One $500 Billion Fund Sees “Glorious Chaos” Within The Credit Carnage

While recent weeks have seen a surge of doom and gloom forecasts involving the US credit market, including dire assessments that a “death spiral” in credit ETFs may have begun following the recent blowout in both investment grade and high yield spreads…

… at least one fund is seeing a shiny silver lining amid the carnage.

According to AXA Investment Managers. corporate bonds have fallen so hard they’re officially in a bear market, which is great news for funds eager to dip their toes and BTFD, such as AXA which believes we have seen a “potential trough and buying opportunity in the ruins.”

“The market is trading with more attractive valuations than for most of the post-crisis period,” said Chris Iggo, AXA’s CIO for fixed income who manages over $500 billion in assets.

In a note on Monday, Iggo writes that “for anyone that is relatively optimistic that the U.S. will avoid a really nasty slowdown and that inflation will generally remain well behaved, then the time is getting closer to add to bonds.” And, like all other chronic buyt-the-dippers, Iggo predicts that after their dismal performance in 2018, dollar bonds “should race ahead next year.”

Unless of course, the Fed has already tightened into a recession, and keeps hiking rates for the foreseeable future as vice chair Clarida suggested earlier today.

Echoing the warning from Morgan Stanley over the weekend, in which the bank asked “how many idiosyncratic problems before we conclude that the issues in credit are not one off”…

… Iggo notes that issuer-specific risks are starting to look widespread, and that “given where we are in the economic cycle and given the increase in funding costs, especially in the U.S., it’s safe to say we are in something of a credit bear market.

But the reason why the AXA manager remains optimistic and recommends not ruling out the asset class just yet, Iggo believes that the economy is running not too hot or cold, where fundamentals may be “deteriorating” but “still positive on the whole.”

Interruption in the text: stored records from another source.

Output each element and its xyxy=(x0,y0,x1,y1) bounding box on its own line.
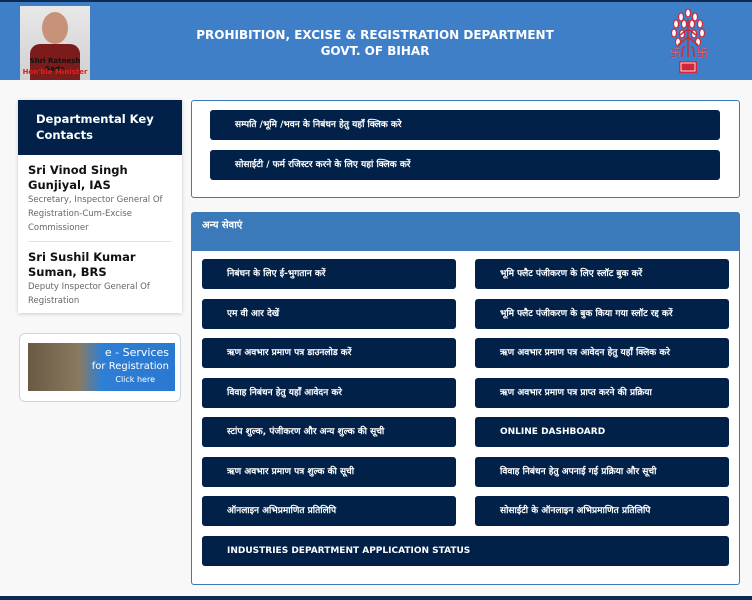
service-button[interactable]: विवाह निबंधन हेतु यहाँ आवेदन करे xyxy=(202,378,456,408)
banner-line-1: e - Services xyxy=(104,346,169,359)
other-services-panel: अन्य सेवाएं निबंधन के लिए ई-भुगतान करें भ… xyxy=(191,212,740,585)
service-button[interactable]: ऋण अवभार प्रमाण पत्र प्राप्त करने की प्र… xyxy=(475,378,729,408)
service-button[interactable]: ऋण अवभार प्रमाण पत्र डाउनलोड करें xyxy=(202,338,456,368)
service-button[interactable]: ऋण अवभार प्रमाण पत्र शुल्क की सूची xyxy=(202,457,456,487)
other-services-title: अन्य सेवाएं xyxy=(192,213,739,251)
service-button[interactable]: ऑनलाइन अभिप्रमाणित प्रतिलिपि xyxy=(202,496,456,526)
eservices-banner-image[interactable]: e - Services for Registration Click here xyxy=(28,343,175,391)
service-button[interactable]: भूमि फ्लैट पंजीकरण के बुक किया गया स्लॉट… xyxy=(475,299,729,329)
contact-name: Sri Vinod Singh Gunjiyal, IAS xyxy=(28,163,128,192)
banner-line-3: Click here xyxy=(115,375,155,384)
service-button[interactable]: ONLINE DASHBOARD xyxy=(475,417,729,447)
footer-bar xyxy=(0,596,752,600)
service-button[interactable]: एम वी आर देखें xyxy=(202,299,456,329)
svg-text:卐: 卐 xyxy=(670,47,681,60)
contact-item: Sri Sushil Kumar Suman, BRS Deputy Inspe… xyxy=(28,241,172,314)
key-contacts-card: Departmental Key Contacts Sri Vinod Sing… xyxy=(18,100,182,313)
site-header: Shri Ratnesh Sada Hon'ble Minister PROHI… xyxy=(0,0,752,80)
svg-text:卐: 卐 xyxy=(697,47,708,60)
contact-name: Sri Sushil Kumar Suman, BRS xyxy=(28,250,136,279)
bihar-govt-logo-icon: 卐 卐 xyxy=(670,8,708,73)
eservices-banner-link[interactable]: e - Services for Registration Click here xyxy=(19,333,181,402)
photo-face xyxy=(42,12,68,44)
minister-photo: Shri Ratnesh Sada Hon'ble Minister xyxy=(20,6,90,80)
service-button[interactable]: विवाह निबंधन हेतु अपनाई गई प्रक्रिया और … xyxy=(475,457,729,487)
service-button[interactable]: सोसाईटी के ऑनलाइन अभिप्रमाणित प्रतिलिपि xyxy=(475,496,729,526)
service-button[interactable]: भूमि फ्लैट पंजीकरण के लिए स्लॉट बुक करें xyxy=(475,259,729,289)
title-line-1: PROHIBITION, EXCISE & REGISTRATION DEPAR… xyxy=(196,28,554,42)
service-button[interactable]: स्टांप शुल्क, पंजीकरण और अन्य शुल्क की स… xyxy=(202,417,456,447)
photo-caption-role: Hon'ble Minister xyxy=(22,68,88,76)
banner-line-2: for Registration xyxy=(91,361,169,372)
society-registration-button[interactable]: सोसाईटी / फर्म रजिस्टर करने के लिए यहां … xyxy=(210,150,720,180)
contact-item: Sri Vinod Singh Gunjiyal, IAS Secretary,… xyxy=(28,155,172,241)
contact-role: Deputy Inspector General Of Registration xyxy=(28,282,150,306)
title-line-2: GOVT. OF BIHAR xyxy=(320,44,430,58)
property-registration-button[interactable]: सम्पति /भूमि /भवन के निबंधन हेतु यहाँ क्… xyxy=(210,110,720,140)
service-button[interactable]: INDUSTRIES DEPARTMENT APPLICATION STATUS xyxy=(202,536,729,566)
key-contacts-title: Departmental Key Contacts xyxy=(18,100,182,155)
page-title: PROHIBITION, EXCISE & REGISTRATION DEPAR… xyxy=(190,27,560,59)
service-button[interactable]: निबंधन के लिए ई-भुगतान करें xyxy=(202,259,456,289)
registration-links-panel: सम्पति /भूमि /भवन के निबंधन हेतु यहाँ क्… xyxy=(191,100,740,198)
contact-role: Secretary, Inspector General Of Registra… xyxy=(28,195,163,233)
service-button[interactable]: ऋण अवभार प्रमाण पत्र आवेदन हेतु यहाँ क्ल… xyxy=(475,338,729,368)
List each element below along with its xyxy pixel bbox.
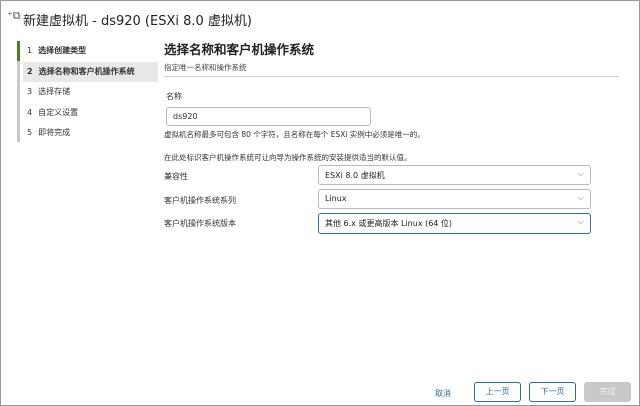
page-subtitle: 指定唯一名称和操作系统 — [164, 63, 247, 72]
name-label: 名称 — [166, 92, 182, 101]
chevron-down-icon: ⌵ — [577, 217, 584, 226]
dialog-title: 新建虚拟机 - ds920 (ESXi 8.0 虚拟机) — [23, 14, 252, 29]
finish-button[interactable]: 完成 — [584, 382, 631, 402]
step-number: 1 — [27, 46, 33, 55]
select-value: Linux — [325, 194, 347, 203]
step-label: 选择存储 — [38, 87, 71, 96]
compatibility-select[interactable]: ESXi 8.0 虚拟机 ⌵ — [318, 165, 591, 185]
chevron-down-icon: ⌵ — [577, 169, 584, 178]
step-number: 2 — [27, 67, 33, 76]
page-title: 选择名称和客户机操作系统 — [164, 42, 315, 57]
step-number: 5 — [27, 128, 33, 137]
select-value: 其他 6.x 或更高版本 Linux (64 位) — [325, 219, 453, 228]
divider — [164, 76, 618, 77]
compatibility-label: 兼容性 — [164, 172, 188, 181]
os-version-label: 客户机操作系统版本 — [164, 219, 236, 228]
step-5[interactable]: 5 即将完成 — [23, 123, 158, 143]
step-label: 即将完成 — [38, 128, 71, 137]
next-button[interactable]: 下一页 — [529, 382, 576, 402]
step-number: 3 — [27, 87, 33, 96]
step-number: 4 — [27, 108, 33, 117]
name-input[interactable]: ds920 — [166, 107, 371, 126]
back-button[interactable]: 上一页 — [474, 382, 521, 402]
chevron-down-icon: ⌵ — [577, 193, 584, 202]
cancel-button[interactable]: 取消 — [435, 388, 451, 399]
os-version-select[interactable]: 其他 6.x 或更高版本 Linux (64 位) ⌵ — [318, 213, 591, 234]
step-label: 自定义设置 — [38, 108, 79, 117]
step-label: 选择创建类型 — [38, 46, 87, 55]
select-value: ESXi 8.0 虚拟机 — [325, 171, 385, 180]
os-family-label: 客户机操作系统系列 — [164, 196, 236, 205]
os-family-select[interactable]: Linux ⌵ — [318, 189, 591, 209]
step-progress-bar — [17, 41, 20, 142]
os-hint: 在此处标识客户机操作系统可让向导为操作系统的安装提供适当的默认值。 — [164, 153, 412, 162]
step-1[interactable]: 1 选择创建类型 — [23, 41, 158, 61]
new-vm-icon: ⁺⧉ — [7, 9, 21, 22]
step-3[interactable]: 3 选择存储 — [23, 82, 158, 102]
step-4[interactable]: 4 自定义设置 — [23, 103, 158, 123]
step-label: 选择名称和客户机操作系统 — [38, 67, 135, 76]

That analysis would have cost Iggo dearly at the start of the year because as Bloomberg notes, his is a glass-half-full take in a punishing year, with U.S. high-grade bonds down almost 4% in 2018.

But Iggo is confident that the rout is (almost) over, and calculates that debt prices have fallen so far that U.S. IG credit spreads would have to widen 20bps for a long position to underperform government bonds; yields would have to spike by more than 65 basis points to deliver a negative outright return, he estimates.

Still, as usual “bottom fishing” remains a virtually impossible taks, and as Iggo admits, finding the trough is the hard part given the “glorious chaos” gripping markets.

With Brexit, trade tensions, Italy’s battle with the European Union, a Chinese slowdown, and volatility weighing on global markets, it’s likely corporate bonds will cheapen further before prices reach a bottom, he said.

“It could get worse before it gets better but even today the entry point for credit is better than it has been for some time, an important consideration for investors with new money to invest or those with allocations out of equity markets,” Iggo said, hoping that greater fools will listen and jump in, helping him offload his book.